Effective Data Visualisation with R
The {ggplot2} Package

Paul Murrell
The University of Auckland

Review

  • A data visualisation is made up of data symbols and labels.

  • data symbols represent data values.

  • Our goal is to learn how to choose an effective mapping from data values to data symbols.

How To Draw

  • What to draw:
    Many sections will focus primarily on the choice of data symbols to use in a data visualisation.

  • How to draw:
    In this section we will focus on writing R code to create data visualisations, using the {ggplot2} package.

  • Later sections will supplement advice on what to draw with further information about {ggplot2}.

{ggplot2}

  • Geoms
  • Aesthetics
  • Scales
  • Stats

A Grammar of Graphics

  • {ggplot2} is built on a set of basic building blocks:

    • The data to visualise, as a data frame.
    • A geom to use as a data symbol
      (e.g., a point or a bar).
    • mappings from data to aesthetics
      (e.g., map the number of crimes to the height of a bar).

ggplot2 Code

library(ggplot2)

The code for a {ggplot2} data visualisation has the following format:


ggplot(data) +
    geom_shape(aes(mappings))

ggplot2 Code

  • For simple demonstrations, we will work with the total number of youth offences from 2010 to 2020, categorised by the level of crime severity.
head(crimeLevelTotal)
# A tibble: 5 × 3
  level       total   prop
  <ord>       <int>  <dbl>
1 Low         24242 0.283 
2 Low-Medium  21513 0.251 
3 Medium      13823 0.161 
4 Medium-High 18315 0.214 
5 High         7793 0.0909

ggplot2 Code

  • In the following code:
    • the data is crimeLevelTotal.
    • the geom is a column (or bar).
    • level maps to the x position of the columns and total maps to the y position of (the tops of) the columns.
    ggplot(crimeLevelTotal) +
        geom_col(aes(x=level, y=total))

ggplot2 Code

ggplot(crimeLevelTotal) +
    geom_col(aes(x=level, y=total))

WARNING

  • Many code examples have been deliberately simplified.

  • Some code examples will not exactly correspond to the details of the accompanying data visualisation.

  • In some cases, warning messages have also been suppressed.

Geoms

Geoms

  • We choose a geom as the shape to draw for the data symbols.

Geoms

  • We can draw rectangles with geom_col.
ggplot(crimeLevelTotal) +
    geom_col(aes(x=level, y=total))

Geoms

  • We can draw points with geom_point.
ggplot(crimeLevelTotal) +
    geom_point(aes(x=level, y=total))

  • We can draw lines with geom_line().
ggplot(crimeLevelTotal) +
    geom_line(aes(x=level, y=total, group=1))

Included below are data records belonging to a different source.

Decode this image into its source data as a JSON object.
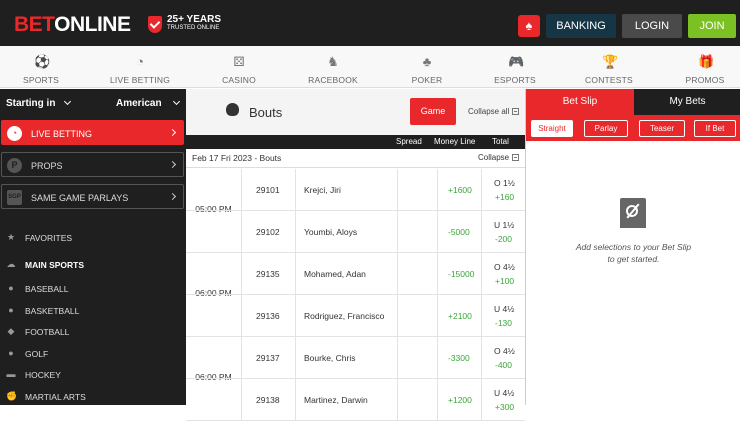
{
  "header": {
    "logo_bet": "BET",
    "logo_online": "ONLINE",
    "trust_line1": "25+ YEARS",
    "trust_line2": "TRUSTED ONLINE",
    "banking": "BANKING",
    "login": "LOGIN",
    "join": "JOIN",
    "spade_icon": "♠"
  },
  "nav": [
    {
      "label": "SPORTS",
      "icon": "⚽"
    },
    {
      "label": "LIVE BETTING",
      "icon": "◔"
    },
    {
      "label": "CASINO",
      "icon": "⚄"
    },
    {
      "label": "RACEBOOK",
      "icon": "♞"
    },
    {
      "label": "POKER",
      "icon": "♣"
    },
    {
      "label": "ESPORTS",
      "icon": "🎮"
    },
    {
      "label": "CONTESTS",
      "icon": "🏆"
    },
    {
      "label": "PROMOS",
      "icon": "🎁"
    }
  ],
  "sidebar": {
    "sort_label": "Starting in",
    "sort_value": "American",
    "boxes": [
      {
        "label": "LIVE BETTING",
        "icon": "◔"
      },
      {
        "label": "PROPS",
        "icon": "P"
      },
      {
        "label": "SAME GAME PARLAYS",
        "icon": "SGP"
      }
    ],
    "items": [
      {
        "label": "FAVORITES",
        "icon": "★"
      },
      {
        "label": "MAIN SPORTS",
        "icon": "☁"
      },
      {
        "label": "BASEBALL",
        "icon": "●"
      },
      {
        "label": "BASKETBALL",
        "icon": "●"
      },
      {
        "label": "FOOTBALL",
        "icon": "◆"
      },
      {
        "label": "GOLF",
        "icon": "●"
      },
      {
        "label": "HOCKEY",
        "icon": "▬"
      },
      {
        "label": "MARTIAL ARTS",
        "icon": "✊"
      }
    ]
  },
  "main": {
    "title": "Bouts",
    "game_button": "Game",
    "collapse_all": "Collapse all",
    "columns": {
      "spread": "Spread",
      "money_line": "Money Line",
      "total": "Total"
    },
    "date_label": "Feb 17 Fri 2023 - Bouts",
    "collapse": "Collapse",
    "times": [
      "05:00 PM",
      "06:00 PM",
      "06:00 PM"
    ],
    "rows": [
      {
        "rot": "29101",
        "name": "Krejci, Jiri",
        "ml": "+1600",
        "total_line": "O 1½",
        "total_price": "+160"
      },
      {
        "rot": "29102",
        "name": "Youmbi, Aloys",
        "ml": "-5000",
        "total_line": "U 1½",
        "total_price": "-200"
      },
      {
        "rot": "29135",
        "name": "Mohamed, Adan",
        "ml": "-15000",
        "total_line": "O 4½",
        "total_price": "+100"
      },
      {
        "rot": "29136",
        "name": "Rodriguez, Francisco",
        "ml": "+2100",
        "total_line": "U 4½",
        "total_price": "-130"
      },
      {
        "rot": "29137",
        "name": "Bourke, Chris",
        "ml": "-3300",
        "total_line": "O 4½",
        "total_price": "-400"
      },
      {
        "rot": "29138",
        "name": "Martinez, Darwin",
        "ml": "+1200",
        "total_line": "U 4½",
        "total_price": "+300"
      }
    ]
  },
  "betslip": {
    "tab_slip": "Bet Slip",
    "tab_mybets": "My Bets",
    "types": [
      "Straight",
      "Parlay",
      "Teaser",
      "If Bet"
    ],
    "empty_line1": "Add selections to your Bet Slip",
    "empty_line2": "to get started."
  },
  "colors": {
    "brand_red": "#e8282b",
    "join_green": "#7cc123",
    "banking_navy": "#163646",
    "odds_green": "#3aa53a"
  }
}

  • We need group=1 to tell {ggplot2} that all of the positions belong to the same line.

Geoms

Function Shape Function Shape
geom_col() Rectangle geom_line() Line
geom_bar()   geom_path()  
geom_tile()   geom_segment()  
geom_rect()   geom_curve()  
geom_point() Data point geom_text() Text
geom_jitter()   geom_label()  
geom_polygon() Polygon geom_raster() Bitmap

Aesthetics

Aesthetics

  • An aesthetic is something that affects how a geom is drawn.

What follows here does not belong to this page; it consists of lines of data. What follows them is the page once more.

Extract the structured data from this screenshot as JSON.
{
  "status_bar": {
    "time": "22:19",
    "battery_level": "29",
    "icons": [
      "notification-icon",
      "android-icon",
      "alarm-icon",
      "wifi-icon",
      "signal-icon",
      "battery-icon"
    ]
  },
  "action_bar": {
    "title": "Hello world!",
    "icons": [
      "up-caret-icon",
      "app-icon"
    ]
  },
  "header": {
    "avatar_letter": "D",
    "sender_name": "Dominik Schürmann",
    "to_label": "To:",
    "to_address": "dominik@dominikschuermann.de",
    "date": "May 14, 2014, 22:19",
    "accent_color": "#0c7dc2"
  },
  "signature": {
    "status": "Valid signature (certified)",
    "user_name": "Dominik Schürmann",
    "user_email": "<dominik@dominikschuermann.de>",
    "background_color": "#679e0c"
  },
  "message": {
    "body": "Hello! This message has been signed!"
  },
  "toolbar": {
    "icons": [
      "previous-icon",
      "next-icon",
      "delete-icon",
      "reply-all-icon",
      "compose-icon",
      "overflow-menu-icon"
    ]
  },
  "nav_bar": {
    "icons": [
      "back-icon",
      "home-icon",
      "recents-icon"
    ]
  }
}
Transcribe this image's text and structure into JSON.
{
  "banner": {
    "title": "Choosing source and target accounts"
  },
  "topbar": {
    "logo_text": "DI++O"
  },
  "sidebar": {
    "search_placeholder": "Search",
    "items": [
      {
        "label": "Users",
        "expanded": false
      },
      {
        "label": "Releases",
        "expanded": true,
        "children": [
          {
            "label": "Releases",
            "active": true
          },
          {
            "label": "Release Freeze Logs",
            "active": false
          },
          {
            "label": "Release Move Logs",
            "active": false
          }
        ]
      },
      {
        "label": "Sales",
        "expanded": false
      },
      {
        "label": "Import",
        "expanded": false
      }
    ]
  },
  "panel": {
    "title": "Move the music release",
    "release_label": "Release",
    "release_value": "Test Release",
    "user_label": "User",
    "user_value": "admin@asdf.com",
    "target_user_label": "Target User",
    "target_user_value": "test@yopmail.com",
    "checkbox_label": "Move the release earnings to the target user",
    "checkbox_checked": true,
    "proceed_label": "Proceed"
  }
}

    • Where do we draw the geom?
    • What size is it?
    • What colour is it?
  • An aesthetic mapping specifies that a data variable controls how a geom is drawn.

Aesthetics

  • The x and y aesthetics map data values to positions.
ggplot(crimeLevelTotal) +
    geom_point(aes(x=total, y=level))

Aesthetics

  • The size aesthetics map data values to size.
ggplot(crimeLevelTotal) +
    geom_point(aes(x="", y=level, size=total))

Aesthetics

  • The shape aesthetics map data values to shape.
ggplot(crimeLevelTotal) +
    geom_point(aes(x=total, y="", shape=level))

Aesthetics

  • The colour aesthetics map data values to colour.
ggplot(crimeLevelTotal) +
    geom_point(aes(x=total, y="", colour=level))

Aesthetics

  • The fill aesthetics map data values to fill colour.
ggplot(crimeLevelTotal) +
    geom_point(aes(x=total, y="", fill=level))

Aesthetics

  • Different geoms can have different aesthetics.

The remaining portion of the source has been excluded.